Q&A: ‘Problemista’ cast, crew detail their love, pride for movie


Mimi Calzada, Life&Arts Desk Editor

The Daily Texan took to the “Problemista” red carpet for its SXSW premiere Monday to interview the cast and crew. The film follows a young El Salvadoran immigrant living in New York City with dreams of becoming a toymaker. Read the Texan’s review here.

The Daily Texan: When you were writing the music for the film, was there a tone or mood you were trying to evoke?

Robert Ouyang Rusli: There’s a lot of neoclassical (and) modern classical music influence. There’s a lot of darker synthesizer sounds that come in (and) weird sound effects that make their way into the score, like glitching computer sounds, because the film is all about this hellscape bureaucracy. We tried to incorporate all these eclectic sounds into this one sound.

DT: Was the creative process difficult, or did it come easy to you?

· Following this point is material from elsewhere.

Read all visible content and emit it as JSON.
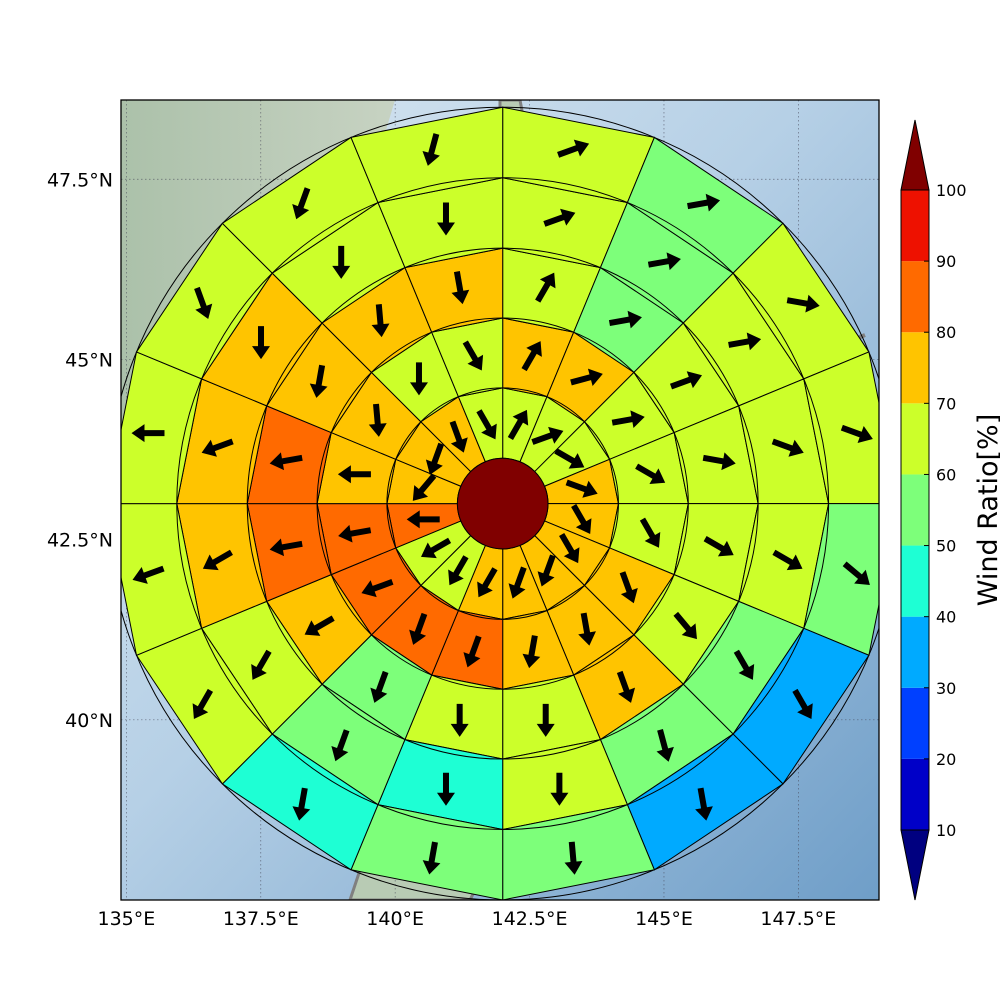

ROR: We worked on it for a full year; it was not easy all the time. But working with Julio, we both feed off of each other’s energy where nothing is too ridiculous of an idea. He trusts me to figure out what’s right for the scene. He never told me exactly what to do. He trusts me to interpret the world of the film, and it worked out really well. 

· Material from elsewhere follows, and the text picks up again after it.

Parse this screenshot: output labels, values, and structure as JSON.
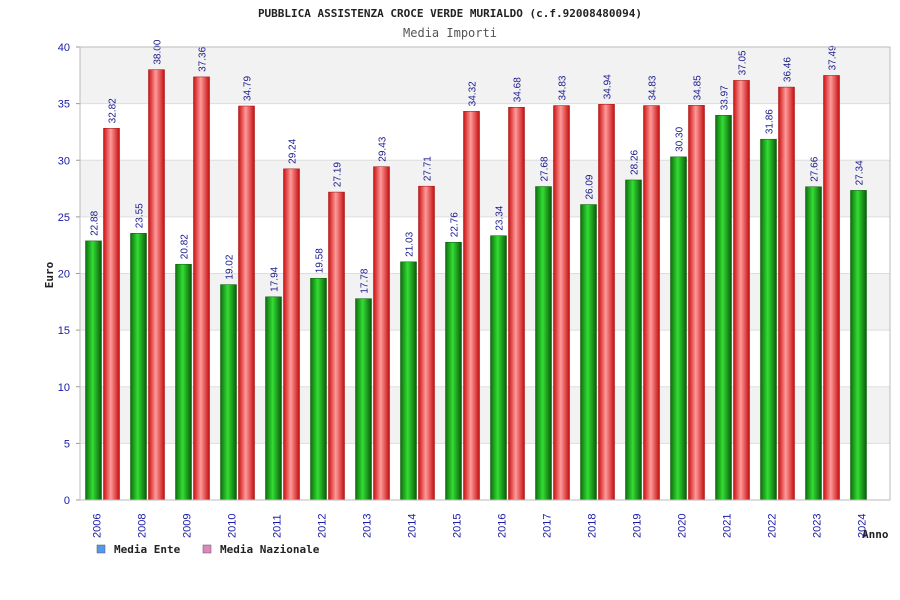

DT: What do you hope audiences take away from this movie?

James Scully: Practically speaking, we all (should) think more about the immigration process and what that’s like for the people who have to go through it. I hope the New Yorkers who watch the movie think more about the deep inner lives of the people they see on the train or on the street. The spirit of the movie is finding self-discovery and worth in life’s little problems. I think that’s a lesson we could all embrace because life is always going to be full of problems. And it’s definitely a film about characters who are getting in their own way. I think we could all afford to look at ourselves and be like, “When am I not setting myself up for success? When am I choosing chaos instead of choosing peace?”

DT: How did you come to know about this script, and what was attractive about it?

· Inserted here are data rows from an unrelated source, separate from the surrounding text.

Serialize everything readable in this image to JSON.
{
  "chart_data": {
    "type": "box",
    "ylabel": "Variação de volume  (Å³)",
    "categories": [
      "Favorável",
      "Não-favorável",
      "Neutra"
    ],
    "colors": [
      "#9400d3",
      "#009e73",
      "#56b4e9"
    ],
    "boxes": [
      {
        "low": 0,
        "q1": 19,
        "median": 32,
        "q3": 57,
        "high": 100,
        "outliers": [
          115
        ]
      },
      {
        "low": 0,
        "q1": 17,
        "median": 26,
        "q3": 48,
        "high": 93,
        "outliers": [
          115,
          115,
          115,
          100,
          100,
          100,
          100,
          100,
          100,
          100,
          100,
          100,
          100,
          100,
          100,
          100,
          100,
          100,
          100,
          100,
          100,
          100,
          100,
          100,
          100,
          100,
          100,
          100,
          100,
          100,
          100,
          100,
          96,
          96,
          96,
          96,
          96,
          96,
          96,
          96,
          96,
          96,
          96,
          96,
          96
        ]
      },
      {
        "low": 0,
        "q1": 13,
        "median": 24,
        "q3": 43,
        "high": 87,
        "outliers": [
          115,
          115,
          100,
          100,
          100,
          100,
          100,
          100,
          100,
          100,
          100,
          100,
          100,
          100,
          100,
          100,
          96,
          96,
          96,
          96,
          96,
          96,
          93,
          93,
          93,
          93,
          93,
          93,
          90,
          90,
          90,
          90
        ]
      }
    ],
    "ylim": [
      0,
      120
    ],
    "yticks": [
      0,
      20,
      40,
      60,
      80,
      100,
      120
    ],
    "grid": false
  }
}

Tilda Swinton: I am in the very fortunate position that they just sent it to me. I knew Julio’s work; I could not believe it. I went, “There’s a script by Julio Torres?” And then I read it, and I just loved it. The script was phenomenal, and I just (had) to be involved. And then of course, I met (Julio) and fell in love with him, and we’ve been together ever since. 

DT: As writer, director and star of the film, you have almost complete creative control. Which of your three roles did you have most fun with?

Julio Torres: I would put writing and directing next to each other. I love building worlds. I love bringing people together and making something that I’m proud of. 

DT: What about the film are you the proudest of?

JT: To get to do things my way and to get to do things with people who I admire. To get to do things with the people that I want to champion or people that I respect. And to get to do something as stressful as a movie but have fun doing it.